Department of Social Services
Family Support Division
PO Box 2320
Jefferson City, Missouri
TO: ALL FAMILY SUPPORT OFFICES
FROM: KIM EVANS, DIRECTOR
SUBJECT: APPLICATION FOR MO HEALTHNET FOR THE AGED, BLIND, AND DISABLED (IM-1MA) REVISION
FORM REVISION # IM-1MA
DISCUSSION: The purpose of this memorandum is to introduce changes made to the IM-1MA Application for MO HealthNet (Medicaid).

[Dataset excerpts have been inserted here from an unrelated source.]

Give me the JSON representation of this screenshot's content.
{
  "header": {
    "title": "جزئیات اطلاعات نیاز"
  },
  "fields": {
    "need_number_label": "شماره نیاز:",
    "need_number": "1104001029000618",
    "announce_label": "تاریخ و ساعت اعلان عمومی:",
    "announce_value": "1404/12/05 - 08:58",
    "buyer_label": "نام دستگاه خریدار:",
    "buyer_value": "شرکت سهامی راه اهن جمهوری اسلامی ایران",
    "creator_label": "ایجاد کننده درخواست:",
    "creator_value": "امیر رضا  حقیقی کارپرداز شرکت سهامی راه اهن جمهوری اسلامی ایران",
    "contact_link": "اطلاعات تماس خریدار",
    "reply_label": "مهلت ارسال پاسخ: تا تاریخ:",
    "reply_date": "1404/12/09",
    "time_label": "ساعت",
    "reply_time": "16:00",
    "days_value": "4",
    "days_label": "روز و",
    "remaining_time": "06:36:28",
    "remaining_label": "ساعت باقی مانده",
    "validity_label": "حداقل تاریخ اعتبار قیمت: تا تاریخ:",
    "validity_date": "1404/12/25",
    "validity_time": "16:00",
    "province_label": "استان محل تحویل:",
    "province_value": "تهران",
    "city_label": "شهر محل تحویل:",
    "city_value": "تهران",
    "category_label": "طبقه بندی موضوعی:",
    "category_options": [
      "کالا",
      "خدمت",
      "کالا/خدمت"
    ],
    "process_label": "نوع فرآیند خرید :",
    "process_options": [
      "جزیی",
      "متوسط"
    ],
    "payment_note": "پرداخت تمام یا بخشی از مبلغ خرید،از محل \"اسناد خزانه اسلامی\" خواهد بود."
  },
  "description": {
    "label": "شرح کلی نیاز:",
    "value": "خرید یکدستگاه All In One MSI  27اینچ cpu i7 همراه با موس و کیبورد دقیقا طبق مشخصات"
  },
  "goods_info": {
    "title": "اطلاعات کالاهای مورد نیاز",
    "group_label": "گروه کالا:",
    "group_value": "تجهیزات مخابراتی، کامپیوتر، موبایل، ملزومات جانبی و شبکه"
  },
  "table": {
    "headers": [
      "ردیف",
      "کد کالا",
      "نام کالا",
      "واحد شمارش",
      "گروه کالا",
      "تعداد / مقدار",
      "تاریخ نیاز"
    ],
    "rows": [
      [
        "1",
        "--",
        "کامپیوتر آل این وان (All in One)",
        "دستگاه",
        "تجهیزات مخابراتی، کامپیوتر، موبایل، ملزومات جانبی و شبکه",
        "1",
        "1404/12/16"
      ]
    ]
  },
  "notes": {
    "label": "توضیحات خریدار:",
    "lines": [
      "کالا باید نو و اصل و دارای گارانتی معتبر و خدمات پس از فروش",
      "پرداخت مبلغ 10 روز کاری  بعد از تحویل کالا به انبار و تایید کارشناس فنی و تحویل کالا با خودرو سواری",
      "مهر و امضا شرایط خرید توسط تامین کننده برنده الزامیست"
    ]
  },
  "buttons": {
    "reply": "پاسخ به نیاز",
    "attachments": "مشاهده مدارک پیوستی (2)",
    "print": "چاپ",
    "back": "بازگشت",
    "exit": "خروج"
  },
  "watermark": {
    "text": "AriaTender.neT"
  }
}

The IM-1MA has been revised to include the following changes:
- Addition of the FSD.Documents@dss.mo.gov email address which may be used by participants for submitting the IM-1MA and other documents,
- A new fax number 573-526-9400 has been added where participants may submit the IM-1MA and other documents,
- A space to list preferred first name,
- An option for language preference,
- The date of marriage,
- The question; “Are you or your spouse currently serving or have you ever served in the Military?” has been added to obtain more detailed information on military service,
- The question; “Were you in foster care at age 18 or older?” has been added,
- The word “Cash” was added to the BP/SAB instructions in Section 8 to indicate if applying for BP or SAB Cash, complete this section; and
- The Rights and Responsibilities section was updated to add this statement: “I/We authorize the Director of the Family Support Division or his/her appointee to investigate and verify these circumstances and statements through any means authorized by law, including accessing public and private databases”.
The revised is available in the IM-1MA is available in the IM Forms Manual
NECESSARY ACTION:
- Review this memorandum with appropriate staff.
- Destroy all previous paper versions of the IM-1MA and immediately begin using the 08/20 version.